Investigating convulsion triggers in canine toxicity study for preclinical compound: A case study

Abstract

Convulsions are a serious side effect of pharmaceuticals, and it is crucial to assess the convulsion risk of new drug candidates before clinical trials to ensure the creation of safe drugs. In a repeated toxicity study in dogs, our preclinical compound (CH-X) induced convulsions which were not observed in rats. The convulsions were considered to be induced by off-target effects because target information indicated the low possibility of on-target toxicity. Upon checking the metabolites in each animal species, metabolites (M1 and M2) that are produced more in dogs than in rats were found. The following evaluations were conducted to elucidate the mechanism of the convulsions observed in dogs. 1) Off target panel assay: Several off targets were detected, and among them, monoamine transporters (MAT) were identified as potential targets. The compounds inhibited the function of dopamine transporter in a concentration dependent manner.

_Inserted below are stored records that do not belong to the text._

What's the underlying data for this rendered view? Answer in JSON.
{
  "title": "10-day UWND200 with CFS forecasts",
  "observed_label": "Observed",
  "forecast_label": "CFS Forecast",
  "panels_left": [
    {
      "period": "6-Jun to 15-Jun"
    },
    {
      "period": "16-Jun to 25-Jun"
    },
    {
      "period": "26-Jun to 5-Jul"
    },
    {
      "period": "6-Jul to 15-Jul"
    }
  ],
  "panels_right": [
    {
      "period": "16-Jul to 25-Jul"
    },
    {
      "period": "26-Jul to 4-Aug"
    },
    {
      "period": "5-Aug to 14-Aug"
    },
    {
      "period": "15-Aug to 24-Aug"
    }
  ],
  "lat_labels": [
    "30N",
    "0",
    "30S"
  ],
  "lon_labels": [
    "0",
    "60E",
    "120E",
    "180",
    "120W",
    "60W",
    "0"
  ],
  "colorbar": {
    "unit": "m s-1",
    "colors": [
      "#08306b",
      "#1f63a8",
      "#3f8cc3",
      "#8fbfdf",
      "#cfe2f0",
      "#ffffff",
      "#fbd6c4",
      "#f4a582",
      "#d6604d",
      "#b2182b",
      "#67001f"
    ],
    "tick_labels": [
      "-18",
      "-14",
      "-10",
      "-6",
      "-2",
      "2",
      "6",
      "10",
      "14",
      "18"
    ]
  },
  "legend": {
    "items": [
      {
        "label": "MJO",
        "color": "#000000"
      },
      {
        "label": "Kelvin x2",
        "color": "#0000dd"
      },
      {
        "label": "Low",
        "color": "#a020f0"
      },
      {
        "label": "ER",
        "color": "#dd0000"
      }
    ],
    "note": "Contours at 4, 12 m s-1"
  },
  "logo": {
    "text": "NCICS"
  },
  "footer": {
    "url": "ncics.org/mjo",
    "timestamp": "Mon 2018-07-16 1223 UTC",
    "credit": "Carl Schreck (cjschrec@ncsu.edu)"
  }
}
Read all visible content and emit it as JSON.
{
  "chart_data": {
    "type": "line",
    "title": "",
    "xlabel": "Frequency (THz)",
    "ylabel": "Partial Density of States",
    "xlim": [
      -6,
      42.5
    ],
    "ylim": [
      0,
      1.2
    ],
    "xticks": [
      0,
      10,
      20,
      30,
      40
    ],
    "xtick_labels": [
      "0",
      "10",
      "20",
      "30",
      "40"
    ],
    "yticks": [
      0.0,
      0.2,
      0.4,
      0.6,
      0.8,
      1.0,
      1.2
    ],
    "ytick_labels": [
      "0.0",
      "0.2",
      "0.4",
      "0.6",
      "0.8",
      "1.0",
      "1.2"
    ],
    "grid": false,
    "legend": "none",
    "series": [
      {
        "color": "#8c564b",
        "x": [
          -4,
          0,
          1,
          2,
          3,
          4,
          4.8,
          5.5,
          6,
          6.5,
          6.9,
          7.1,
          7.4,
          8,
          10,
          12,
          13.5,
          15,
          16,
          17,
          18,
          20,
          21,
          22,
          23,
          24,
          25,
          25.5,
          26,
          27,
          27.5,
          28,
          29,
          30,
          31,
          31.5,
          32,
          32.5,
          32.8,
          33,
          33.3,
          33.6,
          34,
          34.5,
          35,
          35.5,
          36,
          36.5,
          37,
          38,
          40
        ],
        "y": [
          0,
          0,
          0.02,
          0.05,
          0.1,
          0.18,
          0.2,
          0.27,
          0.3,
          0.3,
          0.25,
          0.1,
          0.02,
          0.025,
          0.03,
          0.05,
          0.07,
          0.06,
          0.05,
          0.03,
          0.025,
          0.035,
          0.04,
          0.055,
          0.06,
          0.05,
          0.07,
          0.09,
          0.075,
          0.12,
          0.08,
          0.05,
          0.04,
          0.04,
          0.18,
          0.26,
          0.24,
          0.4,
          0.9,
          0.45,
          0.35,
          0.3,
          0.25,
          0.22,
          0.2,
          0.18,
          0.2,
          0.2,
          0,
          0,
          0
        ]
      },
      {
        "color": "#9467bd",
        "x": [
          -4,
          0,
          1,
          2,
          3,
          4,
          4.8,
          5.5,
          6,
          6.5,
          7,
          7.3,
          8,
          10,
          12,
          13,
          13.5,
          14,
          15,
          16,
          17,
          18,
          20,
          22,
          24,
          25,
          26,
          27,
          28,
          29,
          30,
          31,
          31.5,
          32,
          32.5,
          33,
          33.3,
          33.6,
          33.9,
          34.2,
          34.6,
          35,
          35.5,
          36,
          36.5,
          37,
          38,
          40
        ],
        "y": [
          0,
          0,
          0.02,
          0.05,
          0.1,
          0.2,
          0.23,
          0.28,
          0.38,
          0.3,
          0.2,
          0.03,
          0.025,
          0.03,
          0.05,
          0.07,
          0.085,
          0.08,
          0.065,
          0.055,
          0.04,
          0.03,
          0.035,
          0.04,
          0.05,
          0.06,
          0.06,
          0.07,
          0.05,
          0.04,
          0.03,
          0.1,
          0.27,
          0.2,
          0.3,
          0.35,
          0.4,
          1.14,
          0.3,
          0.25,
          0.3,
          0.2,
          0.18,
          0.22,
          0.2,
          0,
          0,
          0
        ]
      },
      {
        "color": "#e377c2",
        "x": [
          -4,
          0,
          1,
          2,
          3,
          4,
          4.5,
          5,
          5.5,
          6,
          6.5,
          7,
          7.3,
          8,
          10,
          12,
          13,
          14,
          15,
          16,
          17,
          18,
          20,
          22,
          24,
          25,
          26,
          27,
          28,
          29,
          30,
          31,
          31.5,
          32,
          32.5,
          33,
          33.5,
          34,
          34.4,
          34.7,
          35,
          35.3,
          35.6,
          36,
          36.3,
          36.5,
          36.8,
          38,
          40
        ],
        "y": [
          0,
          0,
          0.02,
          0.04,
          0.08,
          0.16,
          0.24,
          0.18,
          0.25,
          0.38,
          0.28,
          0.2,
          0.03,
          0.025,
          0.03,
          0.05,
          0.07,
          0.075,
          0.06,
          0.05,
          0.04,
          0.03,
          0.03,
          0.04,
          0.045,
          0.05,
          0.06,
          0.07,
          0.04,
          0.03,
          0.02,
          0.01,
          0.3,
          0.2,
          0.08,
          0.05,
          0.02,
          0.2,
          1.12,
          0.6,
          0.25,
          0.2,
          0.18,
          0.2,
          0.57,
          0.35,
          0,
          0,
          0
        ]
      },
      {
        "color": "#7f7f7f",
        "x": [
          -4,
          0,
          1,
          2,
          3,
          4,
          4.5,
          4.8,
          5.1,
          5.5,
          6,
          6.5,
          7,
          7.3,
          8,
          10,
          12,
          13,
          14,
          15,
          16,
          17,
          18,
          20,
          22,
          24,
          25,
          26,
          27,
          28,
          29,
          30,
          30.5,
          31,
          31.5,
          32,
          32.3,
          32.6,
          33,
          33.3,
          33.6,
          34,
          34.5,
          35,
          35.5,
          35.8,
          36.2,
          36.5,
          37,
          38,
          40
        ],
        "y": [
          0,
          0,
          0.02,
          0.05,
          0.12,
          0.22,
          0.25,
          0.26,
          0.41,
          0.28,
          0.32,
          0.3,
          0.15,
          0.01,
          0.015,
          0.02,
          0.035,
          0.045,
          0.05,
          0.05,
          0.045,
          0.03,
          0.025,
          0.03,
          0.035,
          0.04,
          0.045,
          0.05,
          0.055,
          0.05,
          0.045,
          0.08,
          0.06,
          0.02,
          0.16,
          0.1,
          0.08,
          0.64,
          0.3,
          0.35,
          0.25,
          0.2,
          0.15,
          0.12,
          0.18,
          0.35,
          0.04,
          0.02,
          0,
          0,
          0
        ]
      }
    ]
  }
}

As for other MAT, the compounds showed different inhibitory profile. 2) In vitro microelectrode array (MEA) assay using human iPS-derived neurons: CH-X, M1 and M2 affected the electrophysiological parameters of neural activity. Total spikes and synchronous burst firings were decreased by the compounds. As a result of PCA analysis, CH-X, M1 and M2 caused changes similar to those of monoamine transporter inhibitors. 3) Metabolic enzyme inhibition study in dogs: Convulsions in dogs occurred even under the condition that systemic exposure of M1 and M2 was suppressed by metabolic enzyme inhibitor, indicating that the metabolites may not be the major cause of the convulsion. The series of mechanistic investigation approach demonstrated in this study provided valuable insights into the mechanisms of drug-induced convulsions.